Raul Castro is not going to retire on Sunday.
He may announce that he’ll retire after this next term, another five year stint, but that should come as no surprise. Unlike his brother Fidel, who played like power didn’t matter but held on until the last possible second, Raúl Castro — love him or hate him — has been forthcoming about this from the very beginning of his ascendancy, when he said the head of government should be limited to two five-year terms.
So, Sunday, if Castro mentions retirement in anything other than an abstract fashion, or as a tease, it’ll be only to repeat what he’s been saying all along.
What will be much more interesting, especially if Castro chooses to stress his retirement, is how the Council of State — from where Raúl’s successor (the first non-Castro head of government in 54 years of Revolution) will be plucked — will be lined up. And how Castro’s heir is manuevered.
Constitutionally — if you believe the Cuban constitution — Castro’s official successor is Ramón Machado Ventura, the country’s first vice president, the same position Raúl Castro held under Fidel Castro. Machado Ventura, who is actually about a year older than Raúl, is an old school hardliner whose friendship with Raúl goes back to 1958.
But whether it’s Machado Ventura or anyone else officially at the helm, real power in Cuba will most likely pass from the Castros to Ramiro Valdés, the eminence gris of the Revolution — the only man twice deposed from power and twice returned meaner and stronger.
Technically, Valdes is number two to Machado Ventura but he’s number one in the Scariest Guy in Cuba category.
Valdés, 82, was an early supporter of the Revoluton — and the only one besides Raúl and Fidel still alive with the title Comandante de la Revolución — but by 1969, when he was serving as Minister of the Interior — the internal security apparatus — he was kicked to the curb at the Soviet’s request. Fidel brought him back in 1978 but he was fired again in 1986.
But what a very lucky bastard he turned out to be: he ended up as the chief of Copextel, the national electronics firm, just as computer technology was changing the world. In this new position, Valdés wisely made himself indispensable (by learning the new technology and by withholding knowledge of the new technology) and eventually Copextel became a kind of mini-ministry within the Ministryof Information Technology and Communications. By 1996, Valdés had taken over the ministry — and turned it into a security behemoth. Raúl made him a VP in 2008.
How important has Valdés become since then? Well, while Venezuelan President Hugo Chavéz recovered from myriad surgeries in Havana, Venezuelan officials met exclusively with Raúl Castro and Valdés (Machado Ventura was nowhere to be seen). And this made perfect sense: For the last few years, Valdés has been advising Venezuela — Cuba’s economic lifeline — on behalf of the Cuban government on energy and security.
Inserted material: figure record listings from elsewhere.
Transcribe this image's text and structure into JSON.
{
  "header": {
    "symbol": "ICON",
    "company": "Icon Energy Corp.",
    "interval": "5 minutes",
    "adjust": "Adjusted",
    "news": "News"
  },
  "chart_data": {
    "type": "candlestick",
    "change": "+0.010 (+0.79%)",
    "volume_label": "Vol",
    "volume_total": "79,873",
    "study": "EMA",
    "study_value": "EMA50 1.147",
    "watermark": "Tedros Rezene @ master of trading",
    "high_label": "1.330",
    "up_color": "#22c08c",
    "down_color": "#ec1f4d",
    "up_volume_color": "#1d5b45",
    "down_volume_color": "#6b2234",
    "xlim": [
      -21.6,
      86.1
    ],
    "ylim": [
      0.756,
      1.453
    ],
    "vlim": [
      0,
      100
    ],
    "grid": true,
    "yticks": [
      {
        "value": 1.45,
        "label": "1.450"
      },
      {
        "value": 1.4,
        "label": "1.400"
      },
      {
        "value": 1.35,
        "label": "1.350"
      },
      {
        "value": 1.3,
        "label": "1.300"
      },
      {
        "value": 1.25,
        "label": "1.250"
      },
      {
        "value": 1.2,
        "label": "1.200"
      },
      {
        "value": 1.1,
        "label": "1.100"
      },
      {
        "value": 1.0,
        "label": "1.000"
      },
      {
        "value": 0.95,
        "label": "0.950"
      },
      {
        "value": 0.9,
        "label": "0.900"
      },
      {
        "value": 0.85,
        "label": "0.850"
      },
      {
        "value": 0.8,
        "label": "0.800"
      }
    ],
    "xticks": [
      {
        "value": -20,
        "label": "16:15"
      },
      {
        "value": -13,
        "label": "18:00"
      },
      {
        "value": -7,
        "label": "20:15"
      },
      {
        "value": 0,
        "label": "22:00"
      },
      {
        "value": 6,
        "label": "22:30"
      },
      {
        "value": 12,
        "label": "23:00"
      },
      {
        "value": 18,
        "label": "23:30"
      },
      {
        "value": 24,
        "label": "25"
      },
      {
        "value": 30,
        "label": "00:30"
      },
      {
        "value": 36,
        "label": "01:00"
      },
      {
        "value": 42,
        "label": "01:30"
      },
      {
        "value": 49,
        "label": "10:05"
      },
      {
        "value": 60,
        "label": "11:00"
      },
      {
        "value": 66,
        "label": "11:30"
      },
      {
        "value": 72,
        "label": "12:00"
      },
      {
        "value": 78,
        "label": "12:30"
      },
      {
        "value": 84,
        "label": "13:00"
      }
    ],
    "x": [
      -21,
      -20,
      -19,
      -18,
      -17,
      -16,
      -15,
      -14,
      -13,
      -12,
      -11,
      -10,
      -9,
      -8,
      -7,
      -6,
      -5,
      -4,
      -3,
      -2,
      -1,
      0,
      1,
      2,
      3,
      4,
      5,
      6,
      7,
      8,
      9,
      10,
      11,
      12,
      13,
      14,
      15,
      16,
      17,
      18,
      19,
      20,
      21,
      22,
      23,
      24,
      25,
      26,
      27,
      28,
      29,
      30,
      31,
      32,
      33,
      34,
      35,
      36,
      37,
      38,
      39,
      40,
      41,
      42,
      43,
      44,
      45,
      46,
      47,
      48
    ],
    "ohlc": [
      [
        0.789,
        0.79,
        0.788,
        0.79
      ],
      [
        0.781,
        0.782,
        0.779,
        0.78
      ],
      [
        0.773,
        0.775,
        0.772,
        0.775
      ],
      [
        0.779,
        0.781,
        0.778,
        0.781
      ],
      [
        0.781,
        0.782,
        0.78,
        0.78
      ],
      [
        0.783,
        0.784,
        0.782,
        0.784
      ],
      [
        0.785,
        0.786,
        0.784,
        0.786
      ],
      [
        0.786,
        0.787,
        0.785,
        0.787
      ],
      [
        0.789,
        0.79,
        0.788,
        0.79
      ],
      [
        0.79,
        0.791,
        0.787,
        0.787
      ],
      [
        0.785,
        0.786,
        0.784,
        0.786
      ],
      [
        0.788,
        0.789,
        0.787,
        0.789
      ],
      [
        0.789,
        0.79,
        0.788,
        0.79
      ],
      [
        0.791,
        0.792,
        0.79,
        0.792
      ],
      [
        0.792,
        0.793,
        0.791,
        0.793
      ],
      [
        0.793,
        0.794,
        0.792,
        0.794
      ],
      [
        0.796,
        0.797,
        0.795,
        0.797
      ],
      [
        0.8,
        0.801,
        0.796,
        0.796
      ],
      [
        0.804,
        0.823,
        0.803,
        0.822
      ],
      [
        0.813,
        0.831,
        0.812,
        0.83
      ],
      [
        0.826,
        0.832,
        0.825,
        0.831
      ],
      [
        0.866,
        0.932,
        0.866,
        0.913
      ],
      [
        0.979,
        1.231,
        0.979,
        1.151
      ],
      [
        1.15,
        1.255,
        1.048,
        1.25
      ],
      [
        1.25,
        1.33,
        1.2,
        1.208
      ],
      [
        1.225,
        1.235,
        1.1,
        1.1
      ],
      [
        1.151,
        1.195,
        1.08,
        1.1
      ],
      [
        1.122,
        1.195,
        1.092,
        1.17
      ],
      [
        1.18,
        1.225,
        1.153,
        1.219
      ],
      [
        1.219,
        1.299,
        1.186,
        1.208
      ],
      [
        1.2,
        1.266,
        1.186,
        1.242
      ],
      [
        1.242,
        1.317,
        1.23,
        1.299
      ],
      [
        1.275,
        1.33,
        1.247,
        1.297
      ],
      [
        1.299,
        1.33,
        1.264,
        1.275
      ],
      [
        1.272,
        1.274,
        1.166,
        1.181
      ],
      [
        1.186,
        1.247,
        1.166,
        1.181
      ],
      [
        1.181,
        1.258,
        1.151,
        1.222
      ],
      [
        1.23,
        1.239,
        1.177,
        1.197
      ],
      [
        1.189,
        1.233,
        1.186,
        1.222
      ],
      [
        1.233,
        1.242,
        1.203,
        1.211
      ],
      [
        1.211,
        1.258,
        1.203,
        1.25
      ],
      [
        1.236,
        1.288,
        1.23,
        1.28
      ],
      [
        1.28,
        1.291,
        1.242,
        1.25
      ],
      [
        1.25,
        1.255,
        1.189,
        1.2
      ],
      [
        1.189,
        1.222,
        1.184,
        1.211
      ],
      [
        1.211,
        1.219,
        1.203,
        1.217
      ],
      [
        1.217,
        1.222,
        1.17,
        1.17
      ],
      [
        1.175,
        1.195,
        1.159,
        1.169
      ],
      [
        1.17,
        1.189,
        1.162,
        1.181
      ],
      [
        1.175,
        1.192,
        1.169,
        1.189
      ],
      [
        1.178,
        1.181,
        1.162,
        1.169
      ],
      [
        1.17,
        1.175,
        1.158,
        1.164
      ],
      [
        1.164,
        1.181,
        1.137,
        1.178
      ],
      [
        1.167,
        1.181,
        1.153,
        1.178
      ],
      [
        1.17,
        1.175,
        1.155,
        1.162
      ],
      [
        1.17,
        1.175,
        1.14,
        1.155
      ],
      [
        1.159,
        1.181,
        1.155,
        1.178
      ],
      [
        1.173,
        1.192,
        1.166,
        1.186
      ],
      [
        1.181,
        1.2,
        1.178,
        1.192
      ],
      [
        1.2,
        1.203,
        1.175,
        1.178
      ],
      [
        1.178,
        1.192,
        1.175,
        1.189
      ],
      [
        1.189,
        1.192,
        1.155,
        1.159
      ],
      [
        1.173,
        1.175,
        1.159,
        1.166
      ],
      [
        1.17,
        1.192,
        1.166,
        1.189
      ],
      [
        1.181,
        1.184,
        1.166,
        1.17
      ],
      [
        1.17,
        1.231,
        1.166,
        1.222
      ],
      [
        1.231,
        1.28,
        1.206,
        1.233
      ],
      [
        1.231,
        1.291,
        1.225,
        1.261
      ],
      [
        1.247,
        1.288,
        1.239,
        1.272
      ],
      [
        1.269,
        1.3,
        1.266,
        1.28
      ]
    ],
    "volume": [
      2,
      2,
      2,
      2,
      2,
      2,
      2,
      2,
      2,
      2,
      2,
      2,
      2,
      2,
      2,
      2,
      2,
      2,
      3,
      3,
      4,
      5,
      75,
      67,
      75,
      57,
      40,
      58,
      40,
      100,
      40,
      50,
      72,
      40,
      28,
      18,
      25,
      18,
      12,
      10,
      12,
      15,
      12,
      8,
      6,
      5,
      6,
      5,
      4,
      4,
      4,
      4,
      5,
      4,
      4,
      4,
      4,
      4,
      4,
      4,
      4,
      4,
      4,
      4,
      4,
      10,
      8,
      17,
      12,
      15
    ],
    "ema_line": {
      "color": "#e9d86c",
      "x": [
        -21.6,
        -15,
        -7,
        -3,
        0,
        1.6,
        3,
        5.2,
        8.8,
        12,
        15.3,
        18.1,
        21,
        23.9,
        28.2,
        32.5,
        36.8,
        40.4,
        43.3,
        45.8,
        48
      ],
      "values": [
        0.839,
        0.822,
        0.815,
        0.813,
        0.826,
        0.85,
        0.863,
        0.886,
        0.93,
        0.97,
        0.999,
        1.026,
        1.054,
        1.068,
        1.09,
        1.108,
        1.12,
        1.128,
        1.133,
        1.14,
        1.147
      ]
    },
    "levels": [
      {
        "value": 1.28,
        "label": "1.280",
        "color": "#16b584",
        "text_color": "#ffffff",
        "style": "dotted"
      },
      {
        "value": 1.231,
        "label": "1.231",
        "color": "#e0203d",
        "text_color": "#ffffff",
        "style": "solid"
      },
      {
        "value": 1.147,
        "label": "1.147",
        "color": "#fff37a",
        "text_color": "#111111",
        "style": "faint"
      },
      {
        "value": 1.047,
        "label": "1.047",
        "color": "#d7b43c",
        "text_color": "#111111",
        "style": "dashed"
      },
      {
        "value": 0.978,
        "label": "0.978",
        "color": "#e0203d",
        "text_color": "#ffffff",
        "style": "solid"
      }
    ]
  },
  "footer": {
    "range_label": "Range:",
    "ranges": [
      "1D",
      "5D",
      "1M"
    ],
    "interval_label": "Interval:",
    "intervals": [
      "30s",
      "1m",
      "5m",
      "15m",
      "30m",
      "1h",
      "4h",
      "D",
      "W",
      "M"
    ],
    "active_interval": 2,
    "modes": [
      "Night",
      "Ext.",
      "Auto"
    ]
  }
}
He supervises the more than 40,000 Cubans sent to Venezuela as doctors, sports instructors, planners, military advisers and intelligence agents (many embedded in Venezuela’s armed forces, foreign and finance ministries, ports, electricity grid, central bank and intelligence agency).
Make no mistake: The next guy to control Cuba is the guy who keeps Venezuelan oil coming. There’s only one of those, and it doesn’t hurt that he’s ruthless.
But Raúl isn’t ready to hand the reins over just yet.